Quant à l’argument selon lequel la LGV libèrerait la voie actuelle, par ailleurs aujourd’hui peu encombrée par le trafic ferroviaire, pour le transport de marchandise, rappelons que le fret est actuellement en voie d’abandon total au profit de la route sans que le gouvernement ne prenne aucune mesure de réorientation de la politique des transports dans ce domaine. De ce point de vue, les arguments développés par RFF dans sa plaquette auraient mérité plus de crédibilité.

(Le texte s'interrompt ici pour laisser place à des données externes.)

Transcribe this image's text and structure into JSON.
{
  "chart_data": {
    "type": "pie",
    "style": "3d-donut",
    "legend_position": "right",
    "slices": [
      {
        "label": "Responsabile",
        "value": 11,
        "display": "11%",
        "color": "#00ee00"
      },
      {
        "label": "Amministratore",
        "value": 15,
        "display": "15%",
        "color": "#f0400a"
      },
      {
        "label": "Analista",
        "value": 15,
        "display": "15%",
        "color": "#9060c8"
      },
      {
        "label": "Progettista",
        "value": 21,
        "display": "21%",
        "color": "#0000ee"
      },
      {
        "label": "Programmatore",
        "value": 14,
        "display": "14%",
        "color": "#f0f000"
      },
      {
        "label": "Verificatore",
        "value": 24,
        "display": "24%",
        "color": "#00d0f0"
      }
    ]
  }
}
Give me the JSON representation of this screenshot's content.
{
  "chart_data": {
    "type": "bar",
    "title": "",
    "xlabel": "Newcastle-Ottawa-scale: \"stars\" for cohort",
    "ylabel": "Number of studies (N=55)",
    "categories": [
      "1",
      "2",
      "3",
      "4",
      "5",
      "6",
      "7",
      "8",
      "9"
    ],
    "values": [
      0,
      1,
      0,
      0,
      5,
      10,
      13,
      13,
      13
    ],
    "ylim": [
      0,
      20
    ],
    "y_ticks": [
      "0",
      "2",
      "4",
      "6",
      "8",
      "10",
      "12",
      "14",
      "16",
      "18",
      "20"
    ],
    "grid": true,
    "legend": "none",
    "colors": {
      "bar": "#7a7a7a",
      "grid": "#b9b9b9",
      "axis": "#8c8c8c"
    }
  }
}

Enfin, même si l’on accepte cette logique du toujours plus vite qui est la religion secrète de notre société, comme il semble difficile de tout faire à la fois, il paraît évident que la réalisation de la LGV Bordeaux/Espagne - qui pourrait tout à fait emprunter la voie existante où a été battu le record de vitesse en 1955 - est autrement urgente et rentable que cette bifurcation vers Toulouse qui ne présente aucun intérêt pour la Gironde et en particulier pour la région des Graves et du bazadais. Compte tenu de l’importance de l’investissement projeté, on aurait aimé qu’une partie modeste de cette masse financière soit plutôt consacrée à aider les agriculteurs et les PME en difficulté économique dans cette dernière région.